WHITNEY: Of course, the idea that Iraq had weapons of mass destruction didn’t come out of nowhere. It had—it had them, so I would ask Charles, on the ground in Iraq, what did you find and how did it square on your view with the prewar intelligence?

CHARLES DUELFER: Let me—first, let me offer a bit of an apology to the Council members. I am normally [inaudible] to a fault—very candid in my speaking, but since the normal Council rules are—or held in abeyance, since the television camera’s on, I’ll be a little bit more guarded in what I say and base many of my answers on the methodology of the work that we did at the Iraq Survey Group. And since we are promoting things, I would like to promote my report. The Comprehensive Report is very comprehensive and it does not have an executive summary. I was asked if I would do the executive summary for this thing and I said no, and it was not because I wanted to punish innocent readers, but because it’s a very, very complicated issue and I didn’t feel that I could carve out a piece and say this represents the whole body.
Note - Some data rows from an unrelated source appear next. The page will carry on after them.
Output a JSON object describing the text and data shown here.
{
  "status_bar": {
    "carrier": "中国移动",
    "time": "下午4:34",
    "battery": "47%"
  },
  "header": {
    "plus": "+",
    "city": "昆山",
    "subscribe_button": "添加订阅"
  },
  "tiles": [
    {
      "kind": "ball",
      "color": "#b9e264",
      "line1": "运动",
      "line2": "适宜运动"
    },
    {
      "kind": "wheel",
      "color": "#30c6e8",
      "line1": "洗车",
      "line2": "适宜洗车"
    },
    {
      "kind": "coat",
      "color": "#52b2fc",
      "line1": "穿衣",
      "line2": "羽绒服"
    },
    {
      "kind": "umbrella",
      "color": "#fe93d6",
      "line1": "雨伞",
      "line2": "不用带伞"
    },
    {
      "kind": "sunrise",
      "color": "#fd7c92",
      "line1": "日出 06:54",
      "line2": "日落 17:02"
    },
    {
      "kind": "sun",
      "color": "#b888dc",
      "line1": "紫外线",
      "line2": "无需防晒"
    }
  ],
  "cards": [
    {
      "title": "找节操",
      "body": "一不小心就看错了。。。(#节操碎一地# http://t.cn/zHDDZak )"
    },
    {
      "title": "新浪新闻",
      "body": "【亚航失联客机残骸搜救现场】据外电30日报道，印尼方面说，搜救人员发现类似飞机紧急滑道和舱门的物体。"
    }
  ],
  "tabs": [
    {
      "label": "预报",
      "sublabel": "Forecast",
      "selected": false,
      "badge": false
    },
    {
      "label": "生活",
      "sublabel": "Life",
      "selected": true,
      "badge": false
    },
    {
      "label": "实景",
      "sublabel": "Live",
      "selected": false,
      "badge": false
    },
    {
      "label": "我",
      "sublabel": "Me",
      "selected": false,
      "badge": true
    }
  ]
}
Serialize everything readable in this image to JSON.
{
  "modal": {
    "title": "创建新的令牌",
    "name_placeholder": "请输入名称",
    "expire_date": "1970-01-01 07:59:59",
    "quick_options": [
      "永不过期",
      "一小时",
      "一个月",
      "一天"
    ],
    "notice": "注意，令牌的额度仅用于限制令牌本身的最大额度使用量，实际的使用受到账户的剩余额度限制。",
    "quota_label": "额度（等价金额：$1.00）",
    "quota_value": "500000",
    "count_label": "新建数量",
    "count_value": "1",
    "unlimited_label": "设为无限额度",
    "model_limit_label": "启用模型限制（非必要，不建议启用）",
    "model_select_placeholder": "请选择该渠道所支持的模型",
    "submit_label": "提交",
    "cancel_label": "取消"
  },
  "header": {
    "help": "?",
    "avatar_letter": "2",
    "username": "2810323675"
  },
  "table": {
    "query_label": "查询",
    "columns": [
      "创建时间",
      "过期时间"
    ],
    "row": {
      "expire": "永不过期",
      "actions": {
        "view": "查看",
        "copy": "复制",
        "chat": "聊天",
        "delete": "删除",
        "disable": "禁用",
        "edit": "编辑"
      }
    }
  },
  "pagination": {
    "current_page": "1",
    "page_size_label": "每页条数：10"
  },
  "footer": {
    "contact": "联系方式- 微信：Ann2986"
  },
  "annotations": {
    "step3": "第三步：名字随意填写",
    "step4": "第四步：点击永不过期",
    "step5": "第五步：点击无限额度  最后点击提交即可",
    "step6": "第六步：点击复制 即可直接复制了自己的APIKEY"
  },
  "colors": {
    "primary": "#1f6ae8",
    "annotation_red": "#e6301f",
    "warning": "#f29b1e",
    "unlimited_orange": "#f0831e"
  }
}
The comprehensive report was, as I understood it, meant to collect the knowledge of what was the relationship between this regime and weapons of mass destruction. That issue has vexed countries, people, for three decades. Wars have been fought over it. Probably half a trillion dollars of resources and untold hundreds and thousands of life died largely associated with that issue. So what I felt was incumbent upon me was to record as thoroughly as possible all aspects of that relationship. To me—and I am very proud of the methodology, and I don’t think that has gotten much attention—but the methodology was intended to not just determine a point on a curve, not just whether that in fact were weapons of mass destruction in May 2003 or not. That’s one point on the curve, but as I said in the beginning, I wanted to not do algebra, I wanted to do calculus. I wanted to know the curve in the area underneath the curve. What were the dynamics?

There was a case clearly where Saddam at one point elected to have weapons of mass destruction and use them; at another point he elected not to; and at a future point, he may make another decision. What were the factors which caused him to alter those judgments? I am getting to your question. I’m not just answering another question. I will get there, but to do that I wanted to re-center the analyst’s universe; not have them look at the world as you do in Washington, but have them look at the world as they do in Baghdad. There are two ways of bounding a problem—two convenient ways. One was to understand Baghdad, you only really had to understand one guy: Saddam; very different than Washington. The other way of bounding the problem is by resources. Because Iraq had been under financial constraints due to the sanctions for a long period of time, you could kind of get a universe of what were the resources available.

I wanted our people to look at the world as Saddam did and we did that by way of a timeline and mapping out where there were inflection points in terms of decisions made with respect to weapons of mass destruction. We built a room with a wall, 20 feet long, six feet high, where we plotted events which were of importance to the Baghdad regime; of all sorts, you know from Egypt to Monica Lewinsky. These were the things that affected the regime. Then we plotted where there were decisions made on weapons of mass destruction and we plotted funding available. And at each point in time, what was the view that Saddam had and what was his experience to that point in time?

So in 1991, he made a decision to get rid of weapons of mass destruction—existing stocks. He did that, as it turns out, because he established as a high priority getting out of sanctions: that was his prime objective. Other things were on a non-interference basis with that. Now, he tried to negotiate. He wanted to try to see how much could get away with and that led to a period of hide and seek with various sets of inspectors. He tried to retain a production capacity, intellectual capability, but when we arrived on the ground in 2003 and we were examining three sets of data—people, documents, and sites—we found, fundamentally, that weapons themselves had been destroyed in 1991.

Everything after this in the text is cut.